Doums jugé pour violences conjugales : le revirement qui choque
Le rappeur francilien Doums, connu pour ses punchlines acérées, compare à un pari risqué : il se retrouve devant le tribunal de Paris ce lundi 29 juin 2026, accusé par l’actrice Adèle Exarchopoulos de violences conjugales. Deux procédures s’enchaînent, la première déjà prononcée en 2024 pour des faits similaires. Le tout se déroule dans la salle d’audience du 23e arrondissement, sous les yeux d’une presse avide de révélations.
Un passé déjà lourd de condamnations
Avant même l’affaire Exarchopoulos, Doumes était déjà sur la sellette. Entre fin 2022 et début 2026, plusieurs plaintes l’ont pointé du doigt pour agressions domestiques, conduisant à une première condamnation en 2024 : trois mois de prison avec sursis et 5 000 € d’amende. Le rappeur avait alors promis de « repartir du bon pied », mais les accusations récentes indiquent que le cycle n’a pas été brisé.
Les faits reprochés par Adèle Exarchopoulos
Adèle, qui n’est plus inconnue du grand public, a déposé plainte en avril 2026, décrivant une série d’incidents : coups, menaces verbales, et un « contrôle systématique » de ses moindres déplacements. Les échanges de textos présentés comme preuves montrent une escalade : de petites disputes à des menaces de représailles si elle parlait à la presse.
Le tribunal en pleine effervescence
Dans la salle, le juge a d’abord rappelé l’historique judiciaire de Doums, avant de laisser la partie civile exposer son témoignage. Le ton était lourd, les regards, tendus. Le rappeur, vêtu d’un simple jean et d’un sweatshirt noir, a gardé le silence pendant la majorité du déroulé, sauf pour quelques réponses brèves aux questions de son avocat.
Ce qui change vraiment la donne
Au cœur de l’affaire, un élément a fait basculer la dynamique : une vidéo de surveillance capturée par le voisin du couple, montrant Doums brandissant un objet blanc à la nuit tombée, juste avant que les sirènes de police n’arrivent. Le fichier, analysé par les experts, révèle une silhouette clairement identifiable, confirmant les dires d’Adèle.
Réactions sur les réseaux
En moins de deux heures, la vidéo s’est répandue comme une traînée de poudre sur TikTok, Instagram et X. Les commentateurs s’interrogent : « Comment un artiste qui se veut rebelle peut-il sombrer dans l’obscurité ? ». Certains fans défendent le rappeur, invoquant la pression médiatique, tandis que d’autres exigent une condamnation exemplaire.
Impact sur la carrière de Doums
Le dernier album de Doums, sorti en janvier 2026, affichait déjà des ventes en forte hausse – 250 000 exemplaires en trois semaines.
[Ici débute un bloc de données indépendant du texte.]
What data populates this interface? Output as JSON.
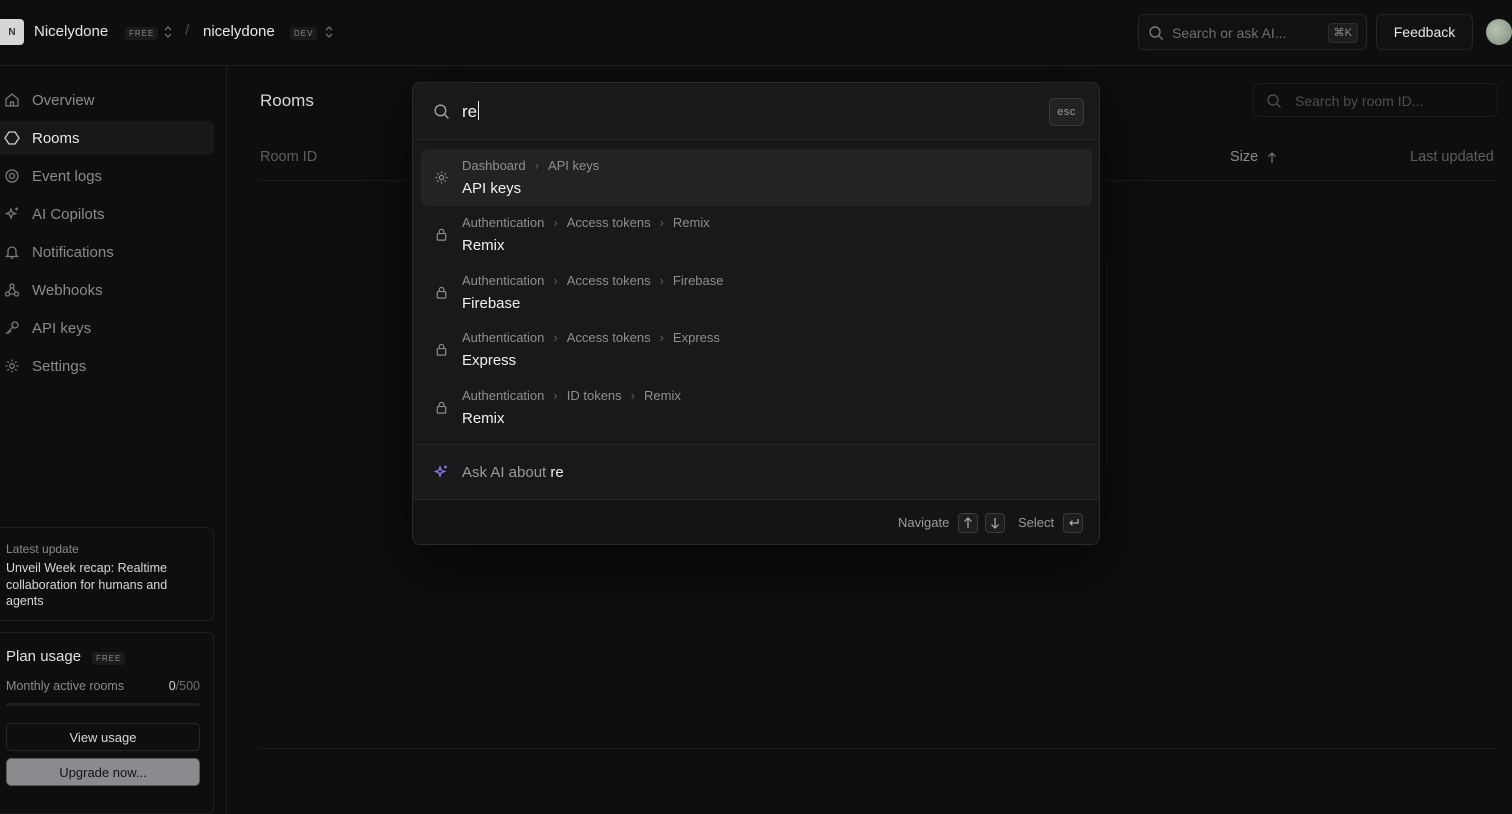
{
  "topbar": {
    "org_initial": "N",
    "org_name": "Nicelydone",
    "org_plan_badge": "FREE",
    "separator": "/",
    "project_name": "nicelydone",
    "project_env_badge": "DEV",
    "search_placeholder": "Search or ask AI...",
    "search_shortcut": "⌘K",
    "feedback_label": "Feedback"
  },
  "sidebar": {
    "items": [
      {
        "label": "Overview",
        "icon": "home-icon",
        "active": false
      },
      {
        "label": "Rooms",
        "icon": "rooms-icon",
        "active": true
      },
      {
        "label": "Event logs",
        "icon": "event-logs-icon",
        "active": false
      },
      {
        "label": "AI Copilots",
        "icon": "sparkles-icon",
        "active": false
      },
      {
        "label": "Notifications",
        "icon": "bell-icon",
        "active": false
      },
      {
        "label": "Webhooks",
        "icon": "webhooks-icon",
        "active": false
      },
      {
        "label": "API keys",
        "icon": "key-icon",
        "active": false
      },
      {
        "label": "Settings",
        "icon": "gear-icon",
        "active": false
      }
    ],
    "update": {
      "label": "Latest update",
      "title": "Unveil Week recap: Realtime collaboration for humans and agents"
    },
    "plan": {
      "title": "Plan usage",
      "badge": "FREE",
      "metric_label": "Monthly active rooms",
      "metric_value": "0",
      "metric_limit": "/500",
      "usage_fraction": 0,
      "view_usage_label": "View usage",
      "upgrade_label": "Upgrade now..."
    }
  },
  "main": {
    "title": "Rooms",
    "search_placeholder": "Search by room ID...",
    "columns": {
      "room_id": "Room ID",
      "size": "Size",
      "last_updated": "Last updated"
    }
  },
  "palette": {
    "query": "re",
    "esc_label": "esc",
    "results": [
      {
        "icon": "gear-icon",
        "crumbs": [
          "Dashboard",
          "API keys"
        ],
        "title": "API keys",
        "selected": true
      },
      {
        "icon": "lock-icon",
        "crumbs": [
          "Authentication",
          "Access tokens",
          "Remix"
        ],
        "title": "Remix",
        "selected": false
      },
      {
        "icon": "lock-icon",
        "crumbs": [
          "Authentication",
          "Access tokens",
          "Firebase"
        ],
        "title": "Firebase",
        "selected": false
      },
      {
        "icon": "lock-icon",
        "crumbs": [
          "Authentication",
          "Access tokens",
          "Express"
        ],
        "title": "Express",
        "selected": false
      },
      {
        "icon": "lock-icon",
        "crumbs": [
          "Authentication",
          "ID tokens",
          "Remix"
        ],
        "title": "Remix",
        "selected": false
      }
    ],
    "ask_ai_prefix": "Ask AI about ",
    "ask_ai_query": "re",
    "footer": {
      "navigate_label": "Navigate",
      "select_label": "Select"
    }
  },
  "colors": {
    "background": "#0e0e0f",
    "palette_bg": "#19191b",
    "ai_accent": "#8e7cf0",
    "upgrade_button": "#8b8b8f"
  }
}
Mais les retours streaming chutent depuis le jour du procès, avec une baisse de 30 % d’écoutes sur Spotify. Les labels commencent à réévaluer leurs contrats, et plusieurs festivals prévus en été ont déjà retiré son nom de la programmation.
Le verdict attendu
Le juge doit rendre son jugement dans les prochains jours. La peine envisagée pourrait aller d’une simple mise à l’épreuve à une peine ferme, compte tenu de la récidivité. Dans tous les cas, le verdict de ce lundi 29 juin 2026 restera gravé dans les mémoires comme le moment où la scène rap française a vu l’une de ses figures majeures mise à nu.
Ce que révèle ce dossier
Au-delà du drame individuel, l’affaire soulève des questions plus larges : la façon dont la justice traite les violences conjugales lorsqu’elles impliquent des personnalités publiques, le rôle des réseaux sociaux dans la construction de la vérité, et l’impact réel des antécédents sur les décisions judiciaires.
Quoi qu’il advienne, le public reste suspendu à chaque nouveau développement, cherchant à comprendre comment une carrière brillante peut basculer du jour au lendemain sous le poids d’un détail filmé en plein jour.